Multimodal Data Models
Multimodal content types.
A modality is just a content part of a Message: the OpenAI/litellm
chat-completion content is either a string or a list of parts, and an image
or an audio clip is one of those parts. So multimodal input is plain
chat-completion — Image and Audio are special types you drop straight into
a ChatMessage's content list, mixed with the text that usually goes with
them:
synalinks.ChatMessage(
role="user",
content=[
"What is in this picture? Answer in one sentence.",
synalinks.Image(url="https://example.com/cat.png"),
],
)
ChatMessage normalizes each element to its wire part (a plain str becomes a
text part, an Image/Audio becomes its own part), so the message stays a
strict chat-completion message and flows through the normal generator path.
Two ways a source becomes a payload
A url or path is just a reference; at some point the actual bytes have to
be read and inlined as a base64 data: URI so every provider — including
local ones that cannot fetch a URL themselves — receives the same self-contained
payload. There are two moments that can happen, for two different use cases:
-
At construction, when you build an
Image(url=...)/Audio(path=...)in Python. The bytes are fetched/read immediately, so an unreachable source fails loudly right where it is written and the object is reusable without re-fetching. This is the right default for hand-written, interactive use. -
Per batch, at inference, for content built from raw JSON rather than the Python constructor — most importantly
Datasetrows, which go throughChatMessages.model_validate_json(...). There theimage_url/input_audioparts stay as lightweight references (aurl/path), so a dataset of a million images never inlines a million payloads into memory. Resolution is deferred toresolve_content_media, which the language model calls on the messages it is about to send — i.e. only the current batch's media is ever resolved at once, and it is freed as soon as the request goes out.
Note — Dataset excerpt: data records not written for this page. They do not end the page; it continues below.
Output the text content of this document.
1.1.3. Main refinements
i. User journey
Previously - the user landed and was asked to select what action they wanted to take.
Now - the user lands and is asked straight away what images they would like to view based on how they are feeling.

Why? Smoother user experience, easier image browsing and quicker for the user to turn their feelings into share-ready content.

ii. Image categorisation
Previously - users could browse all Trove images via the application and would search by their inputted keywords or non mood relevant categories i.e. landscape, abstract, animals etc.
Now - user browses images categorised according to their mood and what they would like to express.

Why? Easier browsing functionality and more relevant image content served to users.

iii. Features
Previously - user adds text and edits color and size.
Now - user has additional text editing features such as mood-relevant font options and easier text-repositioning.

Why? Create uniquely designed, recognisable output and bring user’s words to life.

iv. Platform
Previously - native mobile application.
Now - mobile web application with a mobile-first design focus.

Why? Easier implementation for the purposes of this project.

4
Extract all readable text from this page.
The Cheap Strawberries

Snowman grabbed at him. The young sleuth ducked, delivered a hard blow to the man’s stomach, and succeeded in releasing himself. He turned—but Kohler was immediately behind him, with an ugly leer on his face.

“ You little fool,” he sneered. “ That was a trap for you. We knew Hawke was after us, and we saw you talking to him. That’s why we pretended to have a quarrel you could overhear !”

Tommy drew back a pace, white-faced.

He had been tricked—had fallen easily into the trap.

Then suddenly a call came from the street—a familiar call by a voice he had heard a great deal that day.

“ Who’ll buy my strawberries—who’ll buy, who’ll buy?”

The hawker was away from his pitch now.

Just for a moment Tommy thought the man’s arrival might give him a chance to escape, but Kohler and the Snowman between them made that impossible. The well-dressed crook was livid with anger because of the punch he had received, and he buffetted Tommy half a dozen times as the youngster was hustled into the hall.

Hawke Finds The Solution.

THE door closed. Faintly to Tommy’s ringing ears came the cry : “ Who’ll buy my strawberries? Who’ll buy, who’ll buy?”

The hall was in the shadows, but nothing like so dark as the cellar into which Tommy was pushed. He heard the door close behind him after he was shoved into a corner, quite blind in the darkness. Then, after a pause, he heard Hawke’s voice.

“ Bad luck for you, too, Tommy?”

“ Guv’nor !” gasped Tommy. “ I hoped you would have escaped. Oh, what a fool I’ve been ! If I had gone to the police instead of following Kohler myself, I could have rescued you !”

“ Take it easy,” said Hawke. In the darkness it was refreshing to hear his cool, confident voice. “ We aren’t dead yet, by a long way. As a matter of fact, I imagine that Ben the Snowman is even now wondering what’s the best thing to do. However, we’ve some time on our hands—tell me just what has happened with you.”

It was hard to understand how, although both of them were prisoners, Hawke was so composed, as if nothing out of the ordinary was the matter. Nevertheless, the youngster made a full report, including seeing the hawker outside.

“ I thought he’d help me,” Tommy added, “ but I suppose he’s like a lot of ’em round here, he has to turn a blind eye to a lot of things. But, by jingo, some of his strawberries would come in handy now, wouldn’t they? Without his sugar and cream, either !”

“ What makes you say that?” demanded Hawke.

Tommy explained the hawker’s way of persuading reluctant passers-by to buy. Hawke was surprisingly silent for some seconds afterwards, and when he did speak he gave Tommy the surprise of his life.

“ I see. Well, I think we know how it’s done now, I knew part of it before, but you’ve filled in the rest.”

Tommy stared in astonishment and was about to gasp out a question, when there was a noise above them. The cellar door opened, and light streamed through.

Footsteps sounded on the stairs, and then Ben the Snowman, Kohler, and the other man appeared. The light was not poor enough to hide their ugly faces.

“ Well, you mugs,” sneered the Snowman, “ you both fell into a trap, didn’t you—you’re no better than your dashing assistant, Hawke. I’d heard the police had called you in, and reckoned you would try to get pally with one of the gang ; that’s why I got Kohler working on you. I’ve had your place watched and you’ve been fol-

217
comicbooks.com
A payload already inline — base64 data, or a data: URI — is left untouched
by both paths, so the per-batch resolver is a no-op on construction-resolved
content.
Adding a modality (video, documents, ...) is a new DataModel here with a
to_content_part() method; nothing else in the stack needs to change.
Audio
Bases: DataModel
An audio content part for a chat message.
Provide a source — a url, a local file path, or raw base64 data — and
a container format (e.g. "wav" or "mp3"). The chat-completion
input_audio part carries inline base64 only, so a url/path is fetched
and inlined at construction.
Source code in synalinks/src/backend/pydantic/media.py
to_content_part()
Render this audio as an OpenAI/litellm input_audio content part.
Image
Bases: DataModel
An image content part for a chat message.
Provide exactly one source: a url (http(s):// or a data: URI), a
local file path, or raw base64 data (with its mime_type). Drop it
into a ChatMessage's content list next to the accompanying text. A
url/path is resolved to the actual payload at construction (see the
module docstring).
Source code in synalinks/src/backend/pydantic/media.py
to_content_part()
Render this image as an OpenAI/litellm image_url content part.
A resolved image emits an inline base64 data: URI; a bare data:
URI url is passed through as-is.
Source code in synalinks/src/backend/pydantic/media.py
normalize_content(content)
Normalize a ChatMessage.content value to its chat-completion shape.
A plain string or a non-list value is returned unchanged; a list has each
element mapped through _normalize_content_element.
Source code in synalinks/src/backend/pydantic/media.py
resolve_content_media(messages)
async
Resolve every deferred media reference in messages to an inline payload.
messages is a list of chat-completion wire dicts (one batch's worth). Any
image_url part pointing at an http(s)/file:// source, and any
input_audio part carrying a deferred url/path/marker source, is
fetched/read and inlined as base64. Parts that are already inline — a
data: URI or base64 data, e.g. content built from a constructed
Image/Audio — are left untouched, so construction-resolved messages and
text-only conversations pay nothing.